Oil prices to remain high despite ‘unprecedented’ volatility
Oil prices have gone on a wild journey over the past few days – peaking at 14-year highs of $139 per barrel before dropping below $110 later in the week.
The week has been characterised by swings as wide as 13 per cent, rallies stalling and reviving in the course of one morning, and $30 price differentials over one session of trading.
Brent Crude and WTI Crude rallied earlier in the week, with prices driven by intense geopolitical factors such as Russia’s invasion of Ukraine.
The escalating conflict raised fears of supply shortages and disruption, alongside Western sanctions targeting Russian oil and gas..
This caused prices spike to decade plus highs before dropping as much as $30 later in the day as Europe opted not to join in with the energy measures against Russia.
Ole Hansen, head of commodities at Saxo Bank described the situatation as ‘unprecedented’.
He told City A.M.: “From Monday to Wednesday Brent crude oil traded within a 33-dollar range, the widest I have seen for such a short period during all my years in the business. With that in mind, the current situation can easily be described as unprecedented. Unprecedented in the sense that we are witnessing a breakdown in normal.”
Commenting on when investors could expect markets to stabilise, he added: “The oil market will remain in a state of flux until a solution is found with regard to Ukraine or we reach price levels that force a reduction in global demand, thereby stabilising the market through creating a more balanced system.”
Currently, Brent Crude prices are down 0.12 per cent, at $111 with WTI Crude also dipping 0.84 per cent to $107.90 – however there is no reason to rule out a sharp rally or another slide before the weekend.
Alongside conflict in Ukraine, the tussling over supplies between oil nations has also caused prices to fluctuate.
Supplies have tightened since the start of the year, with OPEC+ failing to reach raised output targets of 400,000 extra barrels per day.
However, the White House has managed to weigh down prices since, through commitments to boost supplies with the help of the International Energy Agency (IEA) in an attempt to drive down the cost of living.
Nathan Piper, senior oil and gas at Investec, said: “The volatility was a combination of sanctions being applied to Russian and the UAE hinting yesterday they could produce more oil. We expect oil prices to remain high and volatile as further sanctions on Russia are considered and global spare capacity tightens.”
Despite the unpredictability prices remain elevated and well above $100 per barrel – levels the market failed to reach for over seven years.
Russ Mould, investment research director at AJ Bell noted that even after the reversal of price on Wednesday, oil is still higher than it was a week ago, nearly 30 per cent higher than a month ago and more than 60 per cent higher than a year ago.
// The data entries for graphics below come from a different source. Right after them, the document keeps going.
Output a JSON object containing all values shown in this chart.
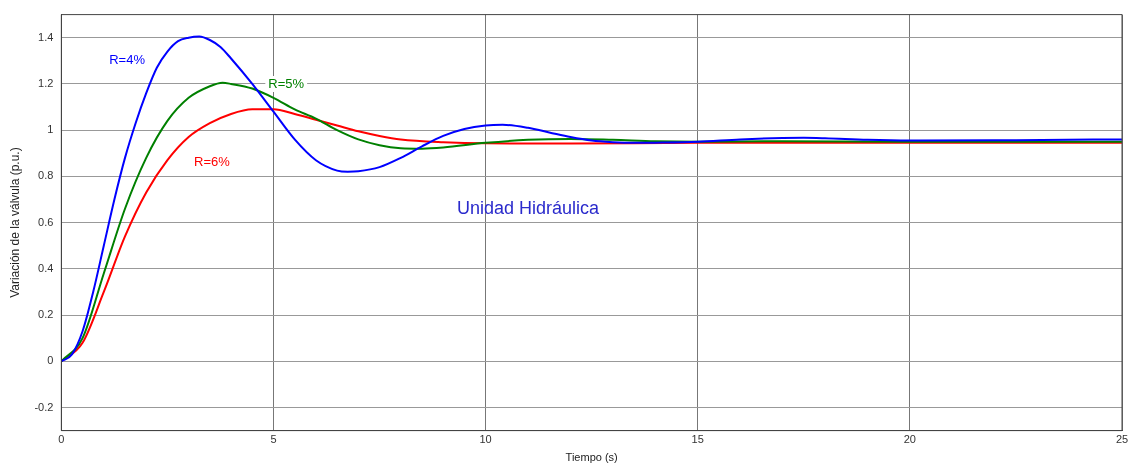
{
  "chart_data": {
    "type": "line",
    "xlabel": "Tiempo (s)",
    "ylabel": "Variación de la válvula (p.u.)",
    "annotations": [
      "Unidad Hidráulica"
    ],
    "xlim": [
      0,
      25
    ],
    "xticks": [
      0,
      5,
      10,
      15,
      20,
      25
    ],
    "ylim": [
      -0.3,
      1.5
    ],
    "yticks": [
      -0.2,
      0,
      0.2,
      0.4,
      0.6,
      0.8,
      1,
      1.2,
      1.4
    ],
    "grid": true,
    "legend": false,
    "marker": "none",
    "line_style": "solid",
    "series": [
      {
        "name": "R=4%",
        "color": "#0000ff",
        "x": [
          0,
          0.25,
          0.5,
          0.75,
          1,
          1.25,
          1.5,
          1.75,
          2,
          2.25,
          2.5,
          2.75,
          3,
          3.25,
          3.5,
          3.75,
          4,
          4.5,
          5,
          5.5,
          6,
          6.5,
          6.75,
          7,
          7.5,
          8,
          8.5,
          9,
          9.5,
          10,
          10.4,
          11,
          11.5,
          12,
          12.5,
          13,
          13.5,
          14,
          15,
          16,
          17,
          17.5,
          18,
          19,
          20,
          22,
          25
        ],
        "values": [
          0,
          0.03,
          0.13,
          0.3,
          0.5,
          0.7,
          0.88,
          1.03,
          1.16,
          1.27,
          1.34,
          1.385,
          1.4,
          1.405,
          1.39,
          1.36,
          1.31,
          1.2,
          1.08,
          0.96,
          0.87,
          0.825,
          0.82,
          0.822,
          0.84,
          0.88,
          0.93,
          0.975,
          1.005,
          1.02,
          1.023,
          1.01,
          0.99,
          0.97,
          0.955,
          0.948,
          0.945,
          0.946,
          0.95,
          0.96,
          0.966,
          0.967,
          0.965,
          0.958,
          0.955,
          0.956,
          0.96
        ]
      },
      {
        "name": "R=5%",
        "color": "#008000",
        "x": [
          0,
          0.5,
          1,
          1.5,
          2,
          2.5,
          3,
          3.5,
          3.8,
          4,
          4.5,
          5,
          5.5,
          6,
          6.5,
          7,
          7.5,
          8,
          8.5,
          9,
          10,
          11,
          12,
          13,
          14,
          15,
          17,
          20,
          25
        ],
        "values": [
          0,
          0.1,
          0.38,
          0.66,
          0.88,
          1.04,
          1.14,
          1.19,
          1.205,
          1.2,
          1.18,
          1.14,
          1.09,
          1.05,
          1.0,
          0.96,
          0.935,
          0.922,
          0.92,
          0.925,
          0.945,
          0.958,
          0.962,
          0.958,
          0.952,
          0.95,
          0.952,
          0.95,
          0.95
        ]
      },
      {
        "name": "R=6%",
        "color": "#ff0000",
        "x": [
          0,
          0.5,
          1,
          1.5,
          2,
          2.5,
          3,
          3.5,
          4,
          4.5,
          5,
          5.5,
          6,
          6.5,
          7,
          7.5,
          8,
          9,
          10,
          12,
          15,
          20,
          25
        ],
        "values": [
          0,
          0.08,
          0.3,
          0.54,
          0.73,
          0.87,
          0.97,
          1.03,
          1.07,
          1.09,
          1.09,
          1.07,
          1.045,
          1.02,
          0.995,
          0.975,
          0.96,
          0.948,
          0.943,
          0.942,
          0.945,
          0.945,
          0.945
        ]
      }
    ]
  }
}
Commenting on the ramifications, he said: “This is stoking fears of inflation, or even stagflation, since higher energy and fuel prices are a tax on consumers and corporations, reducing their ability and willingness to spend. A surge in oil prices to $147 a barrel in 2008 helped to tip the world into recession and revealed all of the fragilities in a global economy and global financial system that relied so heavily upon debt.”